We all know how annoying unwanted notifications are, especially when you’re trying to focus. But turning notifications off entirely for a given app potentially means missing important messages. That’s where the free Android app DoNotNotify comes in—with it you can set up custom filters for notifications.
Maybe you’re in a group chat that is, for the most part, useful, but includes one person who talks too much. With this application, you could filter that person out, meaning you’d only get notifications when anyone else sends a message. You could also use this to filter news notifications about particular subjects or public figures you’d rather not see pop-ups about. You get the idea.
The application itself is deceptively simple. Launch it and you’ll need to give it permissions to access your notifications. Once you do, it will start collecting a log of notifications. You can tap any of these notifications in order to set up a rule.
The first thing you need to decide is whether you want to create a blacklist or a whitelist. You can add filters for the title of the notification (the bolded part at the top of the notification) or the text (which is the excerpt below the title).
The whitelist feature is great when you only want certain notifications from your apps.

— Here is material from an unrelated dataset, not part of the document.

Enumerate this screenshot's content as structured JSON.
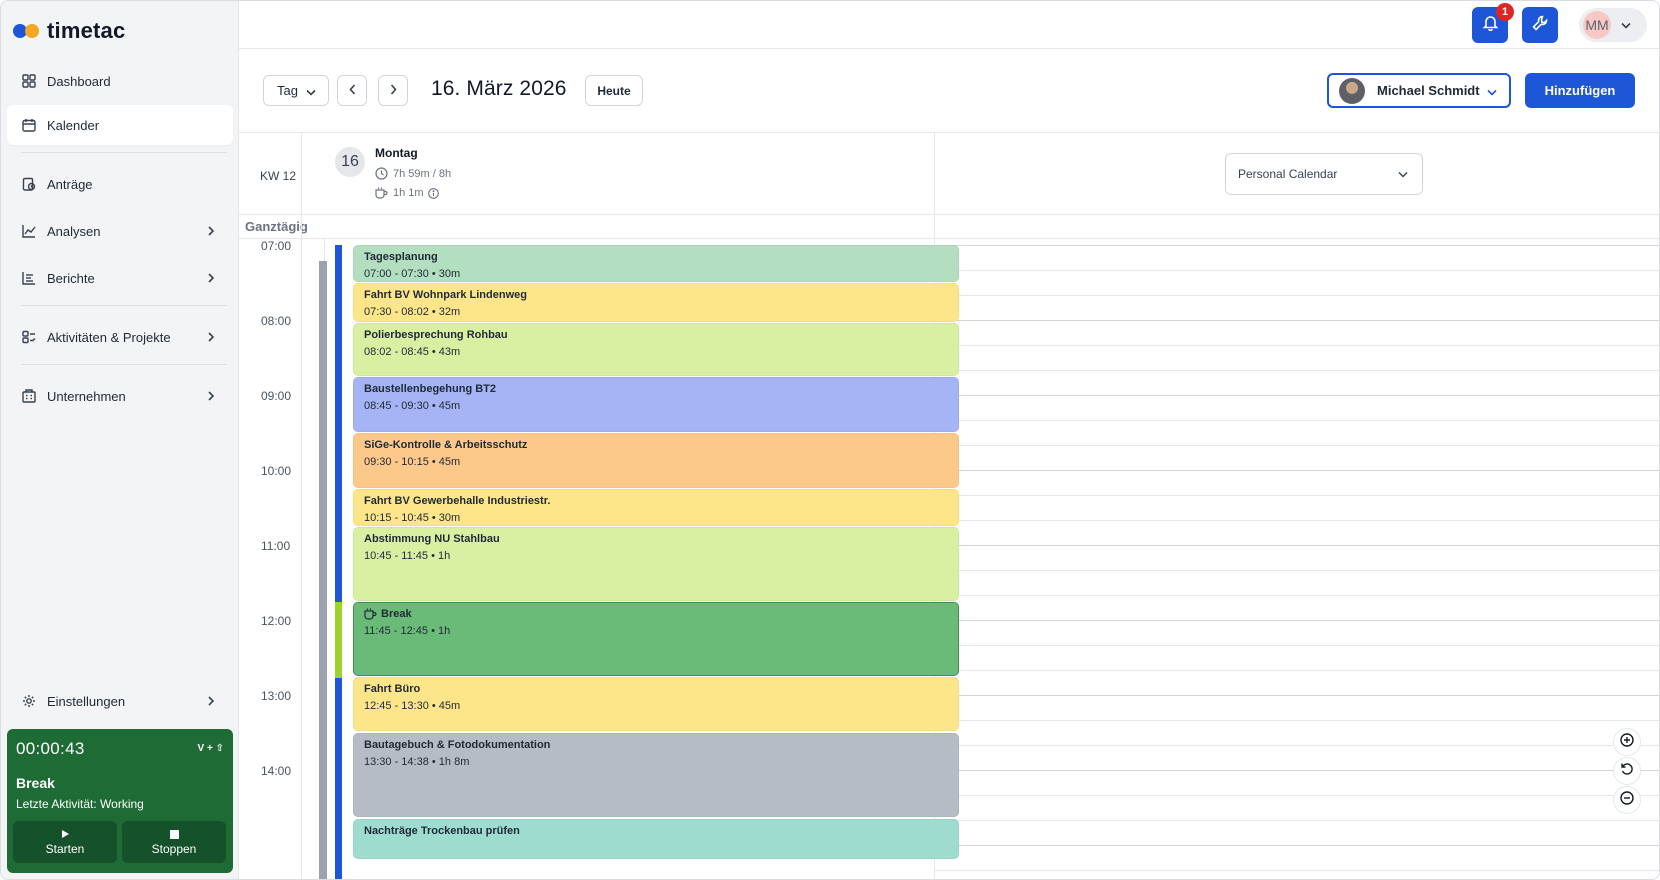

For example: Maybe your banking app sends out notifications about your credit score, which you want to see, but also promotions for other services, which you don’t. You could whitelist the words “credit score.” The same goes for news applications—maybe you only want to see headlines from a particular app when the headline mentions a certain country or public figure.
What do you think so far?
Blacklists, meanwhile, allow you to do the opposite. The group text example I gave earlier is an example of this. You could also use blacklists to prevent certain public figures or topics from showing up in notifications from news applications.

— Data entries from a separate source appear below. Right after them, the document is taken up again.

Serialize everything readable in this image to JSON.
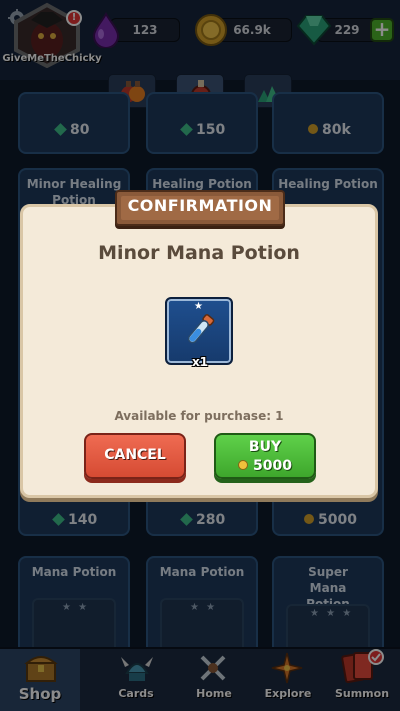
{
  "player": {
    "username": "GiveMeTheChicky",
    "alert_badge": "!"
  },
  "resources": {
    "mana": {
      "value": "123",
      "icon": "mana-drop-icon",
      "color": "#7a2fb0"
    },
    "coins": {
      "value": "66.9k",
      "icon": "coin-icon",
      "color": "#d4a02a"
    },
    "gems": {
      "value": "229",
      "icon": "gem-icon",
      "color": "#2aa57a"
    },
    "add_label": "+"
  },
  "tabs": [
    {
      "icon": "potion-bundle-icon"
    },
    {
      "icon": "potion-icon",
      "active": true
    },
    {
      "icon": "gem-pile-icon"
    }
  ],
  "shop": {
    "row1_prices": [
      {
        "currency": "gem",
        "value": "80"
      },
      {
        "currency": "gem",
        "value": "150"
      },
      {
        "currency": "coin",
        "value": "80k"
      }
    ],
    "row2_titles": [
      "Minor Healing Potion",
      "Healing Potion",
      "Healing Potion"
    ],
    "row2_prices": [
      {
        "currency": "gem",
        "value": "140"
      },
      {
        "currency": "gem",
        "value": "280"
      },
      {
        "currency": "coin",
        "value": "5000"
      }
    ],
    "row3_titles": [
      "Mana Potion",
      "Mana Potion",
      "Super Mana Potion"
    ],
    "row3_stars": [
      "★ ★",
      "★ ★",
      "★ ★ ★"
    ]
  },
  "dialog": {
    "title": "CONFIRMATION",
    "item_name": "Minor Mana Potion",
    "quantity": "x1",
    "availability": "Available for purchase: 1",
    "cancel_label": "CANCEL",
    "buy_label": "BUY",
    "buy_price": "5000"
  },
  "nav": {
    "shop": "Shop",
    "cards": "Cards",
    "home": "Home",
    "explore": "Explore",
    "summon": "Summon"
  }
}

It’s worth noting that the application needs access to your notifications in order to filter them, meaning it could potentially gather a lot of information about you—concerns were raised about this on Hacker News. On the other hand, the app’s privacy policy is quite robust, claiming not to collect any information and not to work with any third parties.
I don’t think this is the kind of application every person is going to want—it’s for the obsessive. If that’s you, though, and you get annoyed by notifications often, you should give this a try.